The role of the basal ganglia in conditions with co-occurring movement disorders and neuropsychiatric symptoms is not well known. It has been hypothesized that hyperkinesia -disinhibited behaviors and hypokinesia-inhibited behaviors result from an imbalance between the direct and indirect striatal output pathways, and that differential involvement of these pathways could account for the concurrent abnormalities in movement and behavior observed in these disorders.

This study aimed to evaluate whether the pattern and the extent of the neuropsychiatric manifestations of patients with GTS, a hyperkinetic movement disorder of basal ganglia origin, differs from that of patients with other basal ganglia hyperkinetic (e.g., HD) or hypokinetic (e.g., PSP) movement disorders, and to determine whether patients with GTS show a greater frequency of hyperactive behaviors (e.g., agitation, irritability, euphoria, or anxiety) than PSP patients, and are comparable to patients with HD.

The Neuropsychiatric Inventory (NPI), a scale with established validity and reliability, was administered to 26 patients with GTS (mean age, 30.2 ± 2.2 years), and the results were compared with that of 29 patients with HD (mean age, 43.8 ± 2 years) and 34 with PSP (mean ± S.D. age, 66.6 ± 1.2 years).
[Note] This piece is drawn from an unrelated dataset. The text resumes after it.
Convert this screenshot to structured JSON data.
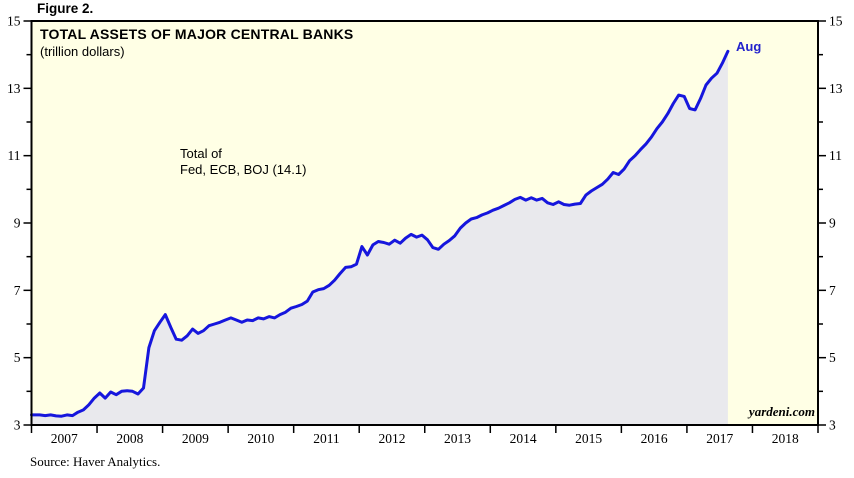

There was no difference between the groups in the total NPI scores. However, there was a double dissociation in behaviors: patients with hyperkinetic disorders (HD and GTS) exhibited significantly more agitation, irritability, anxiety, euphoria, and hyperkinesia, whereas hypokinetic patients (PSP) exhibited more apathy. Patients with GTS showed greater scores than HD patients in all those scores differentiating HD and GTS from PSP patients (e.g., agitation, irritability, anxiety and euphoria), and were differentiated in a logistic regression analysis from both HD and PSP patients in having significantly more anxiety. We found that patients with GTS manifested predominantly hyperactive behaviors similar but more pronounced than those presented by patients with HD, while those with PSP manifested hypoactive behaviors.

Based on our findings and the proposed models of basal ganglia dysfunction in these disorders, we suggest that the hyperactive behaviors in GTS are comparable to those observed in HD, being both secondary to an excitatory subcortical output through the medial and orbitofrontal cortical circuits, while in PSP the hypoactive behaviors are secondary to hypostimulation of these circuits. Abnormalities of other brain structures (e.g., amygdala, brainstem nuclei) may account for the significantly higher anxiety scores differentiating GTS from HD patients. © 2001 Movement Disorder Society.